Anche Winnie Pooh sulla “blacklist” di Pechino: “È un simbolo pericoloso….”

18 Lug 2017 15:01 - di Giovanni Trotta

Non solo un orso di colore giallo simpatico e innocuo. A quanto pare Winnie the Pooh è anche un simbolo politico pericoloso, almeno secondo il regime cinese che ha schierato tutta la potenza della sua censura online contro il personaggio immaginario tanto amato dai bambini. Secondo quanto si legge in una notizia pubblicata dal Financial Time, e ripresa da tutti i media stranieri, per tutto il fine settimana sono stati bloccati tutti i messaggi che citano il tenero orsetto su Sina Weibo, l’equivalente di Twitter in cinese, così come qualsiasi foto o video che riproducono la sua immagine nell’applicazione di messaggistica istantanea WeChat. A chi prova a postare il nome di Winnie the Pooh compare invece un messaggio che definisce il contenuto “illegale”, anche se sembra che alcuni utenti siano riusciti ad aggirare il blocco. Pechino non ha fornito alcuna spiegazione ufficiale, ma la guerra della Cina contro l’orso in realtà risale al 2013, quando una foto del presidente cinese Xi Jinping a passeggio con Barack Obama era stata accostata a un’immagine dell’orso e del suo amichetto Tigger.

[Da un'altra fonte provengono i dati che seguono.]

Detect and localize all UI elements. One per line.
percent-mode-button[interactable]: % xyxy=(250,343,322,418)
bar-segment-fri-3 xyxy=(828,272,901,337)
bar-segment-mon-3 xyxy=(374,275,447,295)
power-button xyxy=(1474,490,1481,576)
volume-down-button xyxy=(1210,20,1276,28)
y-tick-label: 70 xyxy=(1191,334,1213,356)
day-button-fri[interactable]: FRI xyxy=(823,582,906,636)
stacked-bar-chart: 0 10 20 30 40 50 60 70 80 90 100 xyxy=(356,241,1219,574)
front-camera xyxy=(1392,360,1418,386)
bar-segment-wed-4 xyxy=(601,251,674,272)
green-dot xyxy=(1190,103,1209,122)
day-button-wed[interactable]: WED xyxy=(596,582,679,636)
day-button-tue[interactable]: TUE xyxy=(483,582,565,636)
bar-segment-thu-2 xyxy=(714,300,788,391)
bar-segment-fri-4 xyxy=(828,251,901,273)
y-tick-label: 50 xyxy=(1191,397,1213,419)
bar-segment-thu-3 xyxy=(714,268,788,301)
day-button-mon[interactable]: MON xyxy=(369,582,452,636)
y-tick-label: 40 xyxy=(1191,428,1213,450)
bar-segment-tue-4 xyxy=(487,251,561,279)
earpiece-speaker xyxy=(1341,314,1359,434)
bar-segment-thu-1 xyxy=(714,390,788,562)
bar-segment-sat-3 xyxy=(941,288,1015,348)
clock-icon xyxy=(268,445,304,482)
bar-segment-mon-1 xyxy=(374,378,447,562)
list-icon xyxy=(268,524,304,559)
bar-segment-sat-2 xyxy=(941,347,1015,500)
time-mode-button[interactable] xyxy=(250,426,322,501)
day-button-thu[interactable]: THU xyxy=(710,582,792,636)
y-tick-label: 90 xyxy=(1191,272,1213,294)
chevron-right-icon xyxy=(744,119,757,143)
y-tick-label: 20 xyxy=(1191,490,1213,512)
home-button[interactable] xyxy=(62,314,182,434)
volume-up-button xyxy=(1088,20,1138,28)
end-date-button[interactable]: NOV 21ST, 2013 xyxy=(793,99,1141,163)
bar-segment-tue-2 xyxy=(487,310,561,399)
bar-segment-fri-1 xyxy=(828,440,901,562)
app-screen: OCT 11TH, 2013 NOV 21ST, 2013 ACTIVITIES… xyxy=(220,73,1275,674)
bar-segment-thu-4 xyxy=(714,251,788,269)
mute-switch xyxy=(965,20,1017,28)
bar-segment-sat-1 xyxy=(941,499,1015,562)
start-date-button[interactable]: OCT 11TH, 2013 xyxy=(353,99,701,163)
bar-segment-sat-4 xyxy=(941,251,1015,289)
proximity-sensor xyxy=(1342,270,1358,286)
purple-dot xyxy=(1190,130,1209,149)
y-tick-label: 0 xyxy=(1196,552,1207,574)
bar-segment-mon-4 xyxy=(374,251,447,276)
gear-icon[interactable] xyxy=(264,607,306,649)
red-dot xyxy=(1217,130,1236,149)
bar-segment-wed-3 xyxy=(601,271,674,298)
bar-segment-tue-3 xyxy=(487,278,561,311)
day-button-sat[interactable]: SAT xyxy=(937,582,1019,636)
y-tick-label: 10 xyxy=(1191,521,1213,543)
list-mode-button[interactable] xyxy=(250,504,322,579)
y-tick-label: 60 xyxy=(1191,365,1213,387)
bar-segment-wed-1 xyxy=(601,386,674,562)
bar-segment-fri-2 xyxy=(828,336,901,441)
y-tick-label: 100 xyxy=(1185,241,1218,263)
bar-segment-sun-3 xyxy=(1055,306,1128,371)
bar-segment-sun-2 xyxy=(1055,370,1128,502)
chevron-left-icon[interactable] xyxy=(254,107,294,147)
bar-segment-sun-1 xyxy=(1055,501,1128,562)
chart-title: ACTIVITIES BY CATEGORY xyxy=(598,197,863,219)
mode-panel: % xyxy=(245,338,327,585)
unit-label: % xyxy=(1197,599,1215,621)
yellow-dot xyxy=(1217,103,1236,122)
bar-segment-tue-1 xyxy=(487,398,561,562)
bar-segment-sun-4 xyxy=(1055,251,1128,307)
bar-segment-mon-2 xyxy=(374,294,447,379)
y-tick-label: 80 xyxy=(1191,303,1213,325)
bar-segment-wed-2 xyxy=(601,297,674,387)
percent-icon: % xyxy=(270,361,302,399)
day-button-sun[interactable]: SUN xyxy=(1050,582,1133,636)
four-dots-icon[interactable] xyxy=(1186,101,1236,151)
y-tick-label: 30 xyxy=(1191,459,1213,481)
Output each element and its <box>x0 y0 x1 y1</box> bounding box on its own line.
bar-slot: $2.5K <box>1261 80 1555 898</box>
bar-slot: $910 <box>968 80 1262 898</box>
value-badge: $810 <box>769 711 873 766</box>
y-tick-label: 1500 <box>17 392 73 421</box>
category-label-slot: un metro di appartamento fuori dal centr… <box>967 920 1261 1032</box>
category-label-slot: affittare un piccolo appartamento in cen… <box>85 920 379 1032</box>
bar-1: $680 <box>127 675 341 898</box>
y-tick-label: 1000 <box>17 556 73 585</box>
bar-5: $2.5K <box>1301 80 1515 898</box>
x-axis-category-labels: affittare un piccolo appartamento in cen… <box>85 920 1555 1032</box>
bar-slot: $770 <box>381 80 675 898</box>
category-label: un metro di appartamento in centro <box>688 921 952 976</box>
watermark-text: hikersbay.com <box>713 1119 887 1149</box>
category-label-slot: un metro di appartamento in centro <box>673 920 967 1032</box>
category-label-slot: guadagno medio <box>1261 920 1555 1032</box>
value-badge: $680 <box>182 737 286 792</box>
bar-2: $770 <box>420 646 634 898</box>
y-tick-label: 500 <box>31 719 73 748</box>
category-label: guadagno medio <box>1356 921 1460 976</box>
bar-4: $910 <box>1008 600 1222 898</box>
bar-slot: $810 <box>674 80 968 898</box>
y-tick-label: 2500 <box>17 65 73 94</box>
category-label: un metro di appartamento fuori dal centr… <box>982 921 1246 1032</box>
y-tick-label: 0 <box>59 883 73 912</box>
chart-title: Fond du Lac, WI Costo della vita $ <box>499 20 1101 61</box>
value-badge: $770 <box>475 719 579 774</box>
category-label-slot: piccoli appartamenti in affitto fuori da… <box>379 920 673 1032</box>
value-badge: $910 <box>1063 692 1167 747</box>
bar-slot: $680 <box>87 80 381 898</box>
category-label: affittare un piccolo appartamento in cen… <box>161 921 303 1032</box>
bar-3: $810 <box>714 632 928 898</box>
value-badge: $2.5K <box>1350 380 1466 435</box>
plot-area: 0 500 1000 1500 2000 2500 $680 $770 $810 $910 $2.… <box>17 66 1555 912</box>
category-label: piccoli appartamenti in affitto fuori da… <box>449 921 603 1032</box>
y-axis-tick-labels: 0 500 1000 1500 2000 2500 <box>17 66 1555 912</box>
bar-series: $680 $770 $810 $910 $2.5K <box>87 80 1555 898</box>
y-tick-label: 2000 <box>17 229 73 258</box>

Allora il regime reagì cercando di vietare una battuta che minacciava di diventare virale in Rete, anche se molti utenti riuscirono a schivare la censura e qualche mese più tardi, misero a punto un secondo scherzo: un incontro tra Xi e il primo ministro giapponese Shinzo Abe, venne paragonato a un’immagine di Winnie the Pooh con Ih-Oh, il famoso asinello triste protagonista in molte avventure. Secondo il quotidiano della Cit, la vicinanza del Congresso del Partito comunista, in programma per l’autunno e in cui è probabile che Xi riconfermi la sua leadership, hanno contribuito a rafforzare la censura. “Storicamente, due cose sono state proibite: organizzazione politica e azione politica. Quest’anno se n’è aggiunta una terza: parlare del presidente. Credo che la faccenda di Winnie rientri nel trend”, ha detto al Financial Times Qiao Mu, docente di media presso l’Università degli Studi Esteri Pechino.